Food addiction is a significant issue and a crucial reason why some people can’t avoid themselves around certain foods-no matter how much effort they put. Food addiction is a craving to junk food, parallel to drug addiction. It is comparatively a recent and debatable-term. It works same as drug addiction. Food addiction includes same areas of brain as drug addiction. The same neurotransmitters are involved, and many of the indications are identical.
Processed food products (junk food) have blazing impact on the reward centers of your cerebrum. These impacts are produced by brain neurotransmitters like dopamine. The most questionable foods comprise of typical junk foods like candy, sugary soda and high fat fried foods.

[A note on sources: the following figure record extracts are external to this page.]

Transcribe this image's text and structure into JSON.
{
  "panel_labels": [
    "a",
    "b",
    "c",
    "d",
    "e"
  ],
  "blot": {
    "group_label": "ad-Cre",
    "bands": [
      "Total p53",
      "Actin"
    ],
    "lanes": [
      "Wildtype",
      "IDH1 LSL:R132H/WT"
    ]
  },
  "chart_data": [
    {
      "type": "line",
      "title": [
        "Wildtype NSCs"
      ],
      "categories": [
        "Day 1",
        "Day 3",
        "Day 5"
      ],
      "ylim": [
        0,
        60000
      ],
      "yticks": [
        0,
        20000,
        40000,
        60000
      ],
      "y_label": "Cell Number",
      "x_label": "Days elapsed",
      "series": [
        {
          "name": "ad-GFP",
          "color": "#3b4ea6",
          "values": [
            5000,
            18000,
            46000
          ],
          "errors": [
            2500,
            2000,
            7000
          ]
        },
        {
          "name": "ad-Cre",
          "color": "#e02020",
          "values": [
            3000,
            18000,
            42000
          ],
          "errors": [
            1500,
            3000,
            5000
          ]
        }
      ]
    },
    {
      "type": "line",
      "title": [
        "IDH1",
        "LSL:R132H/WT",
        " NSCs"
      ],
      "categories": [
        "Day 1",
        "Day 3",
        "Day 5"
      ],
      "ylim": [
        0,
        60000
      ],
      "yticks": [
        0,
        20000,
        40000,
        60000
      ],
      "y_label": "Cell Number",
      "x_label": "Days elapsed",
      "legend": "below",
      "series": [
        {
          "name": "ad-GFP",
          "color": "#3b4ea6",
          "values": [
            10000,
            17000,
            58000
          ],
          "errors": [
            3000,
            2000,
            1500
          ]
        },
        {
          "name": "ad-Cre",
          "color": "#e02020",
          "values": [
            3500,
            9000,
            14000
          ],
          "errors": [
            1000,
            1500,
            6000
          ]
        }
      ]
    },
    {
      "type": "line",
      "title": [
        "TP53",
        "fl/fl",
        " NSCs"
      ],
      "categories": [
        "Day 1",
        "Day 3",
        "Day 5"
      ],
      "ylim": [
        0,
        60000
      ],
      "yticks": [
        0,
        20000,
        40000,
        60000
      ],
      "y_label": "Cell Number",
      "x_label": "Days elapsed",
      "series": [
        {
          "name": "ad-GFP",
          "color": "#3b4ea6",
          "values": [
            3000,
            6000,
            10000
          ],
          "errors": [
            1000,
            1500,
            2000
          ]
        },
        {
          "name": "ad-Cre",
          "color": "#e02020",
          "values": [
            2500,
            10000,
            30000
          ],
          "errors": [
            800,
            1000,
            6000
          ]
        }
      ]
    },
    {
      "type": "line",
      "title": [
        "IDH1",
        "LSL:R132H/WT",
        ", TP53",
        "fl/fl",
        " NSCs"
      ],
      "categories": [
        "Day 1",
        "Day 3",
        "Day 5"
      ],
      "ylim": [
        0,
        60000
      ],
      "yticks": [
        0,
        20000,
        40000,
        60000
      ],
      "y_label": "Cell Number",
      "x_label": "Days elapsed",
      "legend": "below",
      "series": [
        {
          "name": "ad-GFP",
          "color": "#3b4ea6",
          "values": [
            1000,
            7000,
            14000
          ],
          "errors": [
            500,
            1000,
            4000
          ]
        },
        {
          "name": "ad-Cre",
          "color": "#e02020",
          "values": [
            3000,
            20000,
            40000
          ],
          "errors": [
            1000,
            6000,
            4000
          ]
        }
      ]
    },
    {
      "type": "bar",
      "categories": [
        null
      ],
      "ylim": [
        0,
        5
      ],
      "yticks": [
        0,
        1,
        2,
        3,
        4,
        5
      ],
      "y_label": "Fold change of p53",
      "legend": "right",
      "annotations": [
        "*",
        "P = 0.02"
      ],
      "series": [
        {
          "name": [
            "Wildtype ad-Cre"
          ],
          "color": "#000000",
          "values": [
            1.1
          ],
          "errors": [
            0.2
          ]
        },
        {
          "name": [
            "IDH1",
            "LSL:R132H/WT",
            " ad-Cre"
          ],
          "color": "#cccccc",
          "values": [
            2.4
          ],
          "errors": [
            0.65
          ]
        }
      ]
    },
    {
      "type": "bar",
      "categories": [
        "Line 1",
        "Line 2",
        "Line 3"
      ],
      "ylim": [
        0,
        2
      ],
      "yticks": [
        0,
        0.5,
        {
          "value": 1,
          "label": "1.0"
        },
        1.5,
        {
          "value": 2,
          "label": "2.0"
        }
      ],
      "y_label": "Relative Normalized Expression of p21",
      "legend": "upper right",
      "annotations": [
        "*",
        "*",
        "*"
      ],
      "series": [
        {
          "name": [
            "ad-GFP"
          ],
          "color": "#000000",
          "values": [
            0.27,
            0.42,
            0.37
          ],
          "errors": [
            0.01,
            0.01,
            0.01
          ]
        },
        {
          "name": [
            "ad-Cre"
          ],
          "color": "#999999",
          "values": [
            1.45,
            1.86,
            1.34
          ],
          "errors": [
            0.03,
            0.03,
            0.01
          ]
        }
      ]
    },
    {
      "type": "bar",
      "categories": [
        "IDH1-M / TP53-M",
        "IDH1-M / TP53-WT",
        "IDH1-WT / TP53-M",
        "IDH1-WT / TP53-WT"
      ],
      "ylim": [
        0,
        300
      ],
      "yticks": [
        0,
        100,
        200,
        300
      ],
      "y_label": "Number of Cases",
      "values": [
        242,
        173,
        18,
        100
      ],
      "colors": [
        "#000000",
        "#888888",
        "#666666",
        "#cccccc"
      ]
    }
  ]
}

Food addiction is not induced by lack of determination but results from a dopamine signal that alters the biochemistry of brain.
8 Symptoms Of Food Addiction
There is no blood test to determine food addiction. It’s based on observable behavioral indications. Here are 8 common indications of food addicts:
- You often get longing for certain foods, even though feeling full and having just finished a balanced meal.
- When you have give up and start eating a food you wanted to eat, you often find yourself eating much more than expected.
- When you eat a food you craved, you consistently eat to the point of feeling extremely stuffed.
- You usually feel blameworthy after eating peculiar foods –yet find yourself eating them again soon after.
- You frequently make justifications in your head about why you should eat something that you’re craving.
- You have regularly –but unsuccessfully –tried to leave eating certain foods or fixed rules for them, such as cheat meals or days.
- You often hide your consumption of unhealthy foods from others.
- You feel unable to control your consumption of unhealthy foods –despite knowing that they cause you physical harm, including weight gain.
If you express four or five symptoms on this list, you may have a genuine problem with food. If six or more apply to you, then you are most likely a food resist.
Food addiction can cause physical harm and lead to severe ailments like obesity and type 2 diabetes. In addition, it may adversely affect your self-image, making you unhappy with your body. As with other addictions, food addiction may take an emotional toll and increase your risk of premature death.
If you want to beat food addiction, you have to be sure that eliminating certain foods completely is the right thing to do. If you’re uncertain, writing down the pros and cons may help you make the decision.
If you decide to cut out certain foods completely to overcome your food addiction, you can do a few things to prepare yourself and make the transition easier:
- TRIGGER FOODS: Note down a list of the foods you tend to long or crave. These are the trigger foods you need to avoid completely.
- FAST FOOD PLACES: Compose a list of fast food areas that deliver healthy foods and note their healthy options. This may avoid a relapse when you find yourself starving and not in the mood to cook.
- WHAT TO EAT: Assume about what foods you're going to eat — alternatively healthy foods that you like and are already eating regularly.
- PROS AND CONS: Try preparing various copies of your pro-and-con list. Keep a copy in your kitchen, glove compartment, and purse or wallet. Warn yourself why you're doing this.
Furthermore, don’t go on a diet. You should put weight loss on hold for at least one to three months.
In case, you end up losing control over your food consumption again take advice of some health experts and support groups. You can find a psychologist or psychiatrist in your area who has knowledge in dealing with food addiction to get one-on-one support –but there are many free groups accessible as well.
These involve 12 step programs like Overeaters anonymous (OA), GreySheeters Anonymous (GSA), Food Addicts Anonymous (FAA), and Food Addicts Anonymous (FAA). These groups meet regularly –some even through video chat –and can offer you the support you need to beat your addiction.
Food addiction is a problem that rarely resolves on it’s own. Unless you make a conscious decision to deal with it. First step to overcome your addiction include listing the pros and cons of quitting trigger foods, finding healthy food alternatives, and setting a fixed date to start your journey to a healthier you. You may also want to seek help from a health professional or free support group. Always remember that you are not alone.